Normally, such claims would be treated with the disdain they deserve and not be allowed time in the ISC’s sessions. But, when such nonsense is being regurgitated by the Prime Minister and other leaders of India’s destiny, they need to be responded to.

We all like to understand the great landmarks of achievements of our ancestors, for within these lie the clues to who we are and why we are the way we are. Like all claims, such claims should be subjected to critical analysis for their truth or falsehood. Any significant claim about our past achievements—such as the ­invention of vimanas—have been subject to critical studies, ­including reconstructions, by reputed scientists and found wanting. This alone should be enough reason to not give space to people who would continue to make claims about their veracity.

In most cases, it does not require great understanding of science to evaluate such claims. Science grows fairly gradually, each generation building on the achievements of the past with occasional spectacular jumps. For example, to understand the nature of cells, it was necessary to have the microscope; to realise the ­genetic nature of life, it was necessary to have X-ray spectroscopy, which reveals the pattern of the double helix; and it was important to understand how objects heavier than air could be lifted into the air before aeroplanes could be made. The first aircrafts of the modern period were built with the internal combustion ­engine, an extremely complex construct derived from decades of experiments. To achieve interplanetary travel (as has been one of the claims), it is necessary to know that the solar system revolves around the sun and that the earth is only a small body in this system. None of these concepts existed in ancient India.

So, if one wants to claim that the Kauravas were born through test-tube technology, one has to demonstrate that the entire infrastructure, including high-quality clean rooms, deep understanding of the dynamics of evolution of life in a womb, etc, existed at that time. We have no evidence that there was even electricity existing at the time, let alone clean rooms and molecular understanding of life. And, trans-animal transplants are not even considered feasible since everything from incompatibility of blood and fundamentally different designs of the neck and brain–body connections render such suggestions impossible.

It is not that India has not had great achievements. But, as is the case with much of science, the great ideas derived through inductive studies have since been taken over by more deductive methods of European science that have scaled even greater heights.
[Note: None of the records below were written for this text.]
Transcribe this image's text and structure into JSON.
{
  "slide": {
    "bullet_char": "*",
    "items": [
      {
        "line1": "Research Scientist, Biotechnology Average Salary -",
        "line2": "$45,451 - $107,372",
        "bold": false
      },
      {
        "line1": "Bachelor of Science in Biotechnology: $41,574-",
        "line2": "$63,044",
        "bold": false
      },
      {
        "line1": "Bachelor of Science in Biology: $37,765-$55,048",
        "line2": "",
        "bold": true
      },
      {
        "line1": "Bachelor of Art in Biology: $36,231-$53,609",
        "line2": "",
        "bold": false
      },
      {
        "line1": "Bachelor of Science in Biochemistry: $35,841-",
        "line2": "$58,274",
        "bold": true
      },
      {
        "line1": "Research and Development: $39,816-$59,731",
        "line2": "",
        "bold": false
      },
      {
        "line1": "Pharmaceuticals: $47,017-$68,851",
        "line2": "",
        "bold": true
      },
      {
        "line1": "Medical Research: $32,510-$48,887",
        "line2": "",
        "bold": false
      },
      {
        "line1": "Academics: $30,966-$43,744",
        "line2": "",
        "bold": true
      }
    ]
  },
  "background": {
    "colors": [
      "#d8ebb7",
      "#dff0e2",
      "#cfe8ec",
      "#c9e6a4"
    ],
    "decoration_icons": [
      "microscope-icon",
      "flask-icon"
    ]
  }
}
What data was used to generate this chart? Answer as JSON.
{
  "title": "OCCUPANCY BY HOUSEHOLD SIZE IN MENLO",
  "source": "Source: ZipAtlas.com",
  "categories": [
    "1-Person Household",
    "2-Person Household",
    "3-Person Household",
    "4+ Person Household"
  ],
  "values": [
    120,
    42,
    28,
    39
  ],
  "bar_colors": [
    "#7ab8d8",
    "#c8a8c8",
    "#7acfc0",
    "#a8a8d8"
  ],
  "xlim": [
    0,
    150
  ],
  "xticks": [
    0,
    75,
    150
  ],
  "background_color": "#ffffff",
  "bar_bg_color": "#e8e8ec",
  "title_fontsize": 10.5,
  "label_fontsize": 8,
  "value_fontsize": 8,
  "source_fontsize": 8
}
Hence, there is really no need to invent false achievements of our ancestors. Equally interestingly, all such claims are post facto and none have predicted any future discovery.

Yet, some have hallucinations about a perfect glorious time that existed once and has since been undermined by others. Even in this second decade of the 21st century of the common era, we are not the only ones to harbour such delusions. Normally, such delusions would be treated with simple questions like demanding evidence of the claim and demonstration of the existence of the necessary infrastructure needed for arriving at the claimed achievements. But, at a time when such claims are receiving respectability from the rulers of the nation, they can do severe harm to the nation in many ways. They will invite ridicule and discredit even genuine studies of the work of our ancestors. They distract India from its path forward, exploring science and technology using its limited resources. They set bad precedents for our coming generations by giving respectability to irrational claims. When subscription to such claims is considered a test of one’s loyalty to the ­nation, they become seriously poisonous and disruptive.

Such nonsensical claims have to be removed from the mainstream Indian discourse. If India is serious about a proper study of its past, we need objective studies of ancient sciences, like the Needham Research Institute is doing for ancient Chinese sciences. Let it produce studies that are then challenged and the evidence evaluated by other scholars with no ideological undercurrents.

While, by and large, academics have been very vociferous in opposing these retrograde movements, we do need more scientists at the highest echelons to also speak up.